Ricardo Ayala, de 40 anos, sentiu a mesma necessidade de sair à rua


naquele sábado. Produtor de eventos, DJ e dono de um tuk-tuk, a
pandemia tirou-lhe todas as fontes de rendimento e obrigou-o a
reinventar-se em quase tudo menos na luta contra o racismo. Habituado a
marcar presença nas manifestações, ficou surpreendido por ver tantas
caras novas na manifestação em Lisboa. "Eu não me lembro de ter visto
tantos jovens a manifestarem-se por algo que eles sentem tão bem na
pele", salienta. "Esta manifestação era necessária e vai ser mais vezes
necessária. Foi só mais uma vírgula num grande texto", argumenta.

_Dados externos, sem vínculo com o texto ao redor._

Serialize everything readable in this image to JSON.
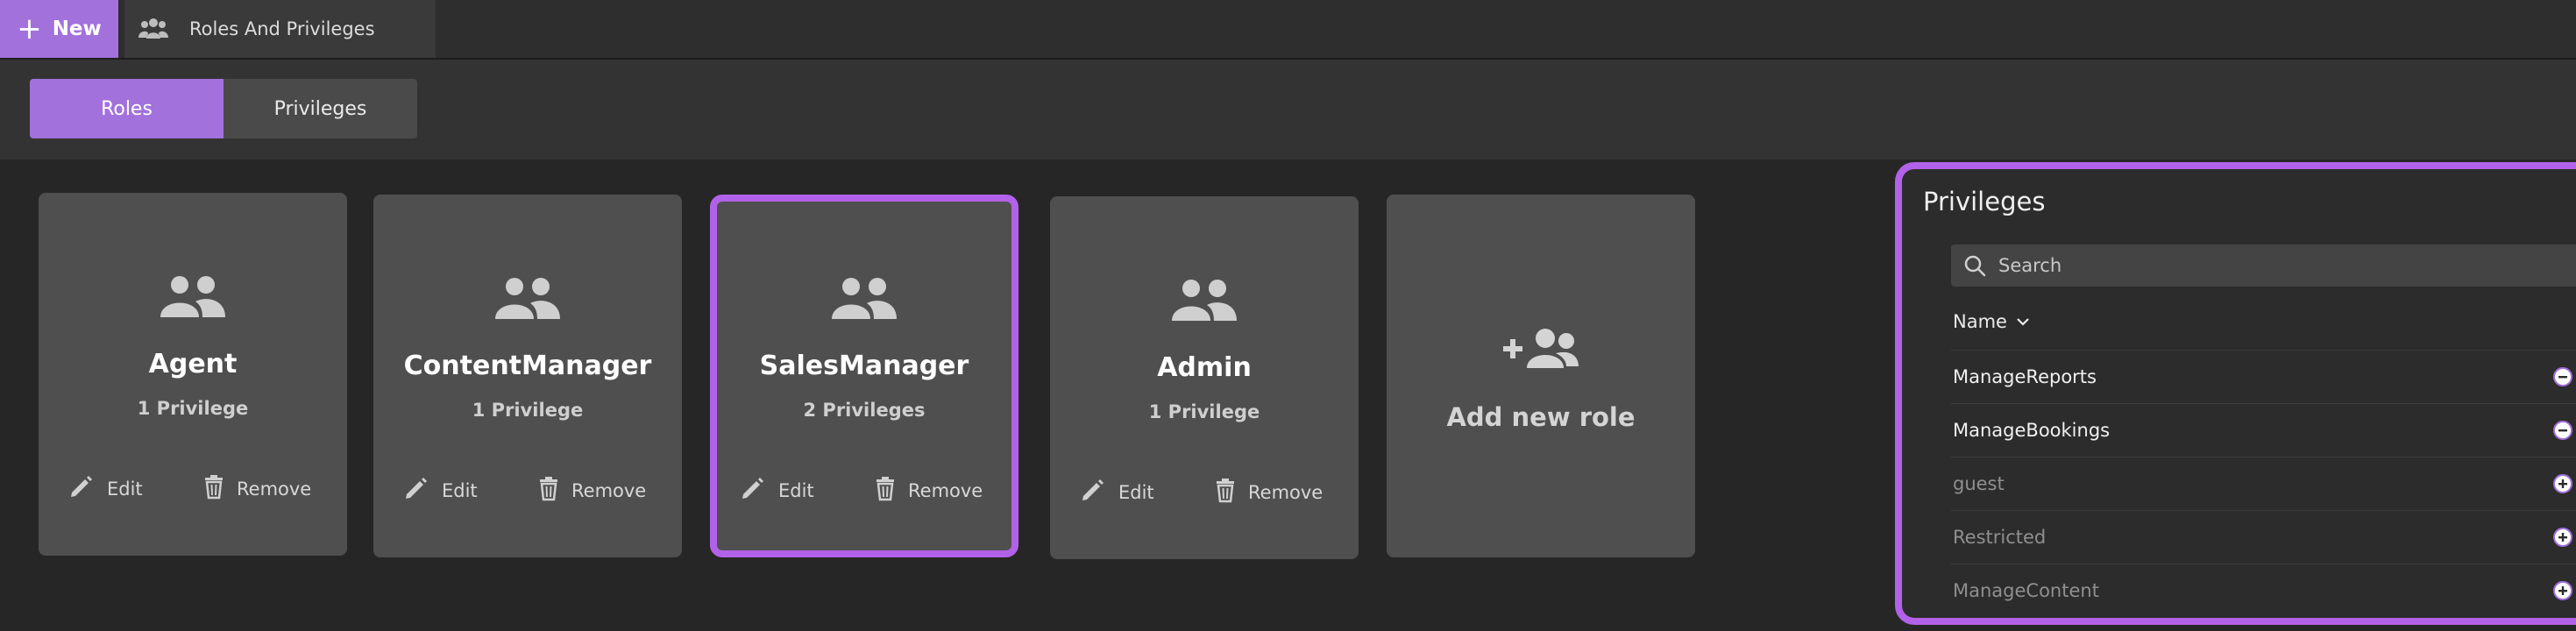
{
  "tabbar": {
    "new_label": "New",
    "page_tab_label": "Roles And Privileges",
    "accent": "#a271dc"
  },
  "segment": {
    "roles_label": "Roles",
    "privileges_label": "Privileges",
    "active": "Roles"
  },
  "roles": [
    {
      "name": "Agent",
      "count": "1 Privilege",
      "edit_label": "Edit",
      "remove_label": "Remove",
      "selected": false
    },
    {
      "name": "ContentManager",
      "count": "1 Privilege",
      "edit_label": "Edit",
      "remove_label": "Remove",
      "selected": false
    },
    {
      "name": "SalesManager",
      "count": "2 Privileges",
      "edit_label": "Edit",
      "remove_label": "Remove",
      "selected": true
    },
    {
      "name": "Admin",
      "count": "1 Privilege",
      "edit_label": "Edit",
      "remove_label": "Remove",
      "selected": false
    }
  ],
  "add_role": {
    "label": "Add new role",
    "icon": "add-group-icon"
  },
  "panel": {
    "title": "Privileges",
    "search_placeholder": "Search",
    "column_header": "Name",
    "highlight": "#b262e8",
    "items": [
      {
        "name": "ManageReports",
        "assigned": true,
        "action_icon": "minus-circle-icon"
      },
      {
        "name": "ManageBookings",
        "assigned": true,
        "action_icon": "minus-circle-icon"
      },
      {
        "name": "guest",
        "assigned": false,
        "action_icon": "plus-circle-icon"
      },
      {
        "name": "Restricted",
        "assigned": false,
        "action_icon": "plus-circle-icon"
      },
      {
        "name": "ManageContent",
        "assigned": false,
        "action_icon": "plus-circle-icon"
      }
    ]
  }
}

Ricardo partilhou no Facebook uma imagem da manifestação e desde


então que tem tido muitas discussões acessas com amigos e conhecidos
naquela rede social. Muitos não compreenderam a necessidade da
manifestação em plena pandemia. "Não há um timing para manifestações
sobre direitos que as pessoas têm", explica, acrescentando que as pessoas
tomaram as devidas precauções — usaram máscaras e a organização
distribuiu álcool gel pelos participantes. "Hoje faz um mês da
manifestação, eu estou aqui e não tive covid-19", remata.

No Porto, a estudante Mariana Modesto, de 17 anos, juntou-se pela


primeira vez à causa e diz que se sentiu "em casa", junto de outros
"meninos negros", como ela. E foi a ouvir as histórias deles que se
emocionou. "Há racismo em Portugal. Não só com os pretos mas com
muitas raças. E quem não vê isso, não está na nossa pele. Porque se
estivessem, elas iam sentir mesmo o racismo, não era só ver a outra
pessoa a passar por isso. Era sentir."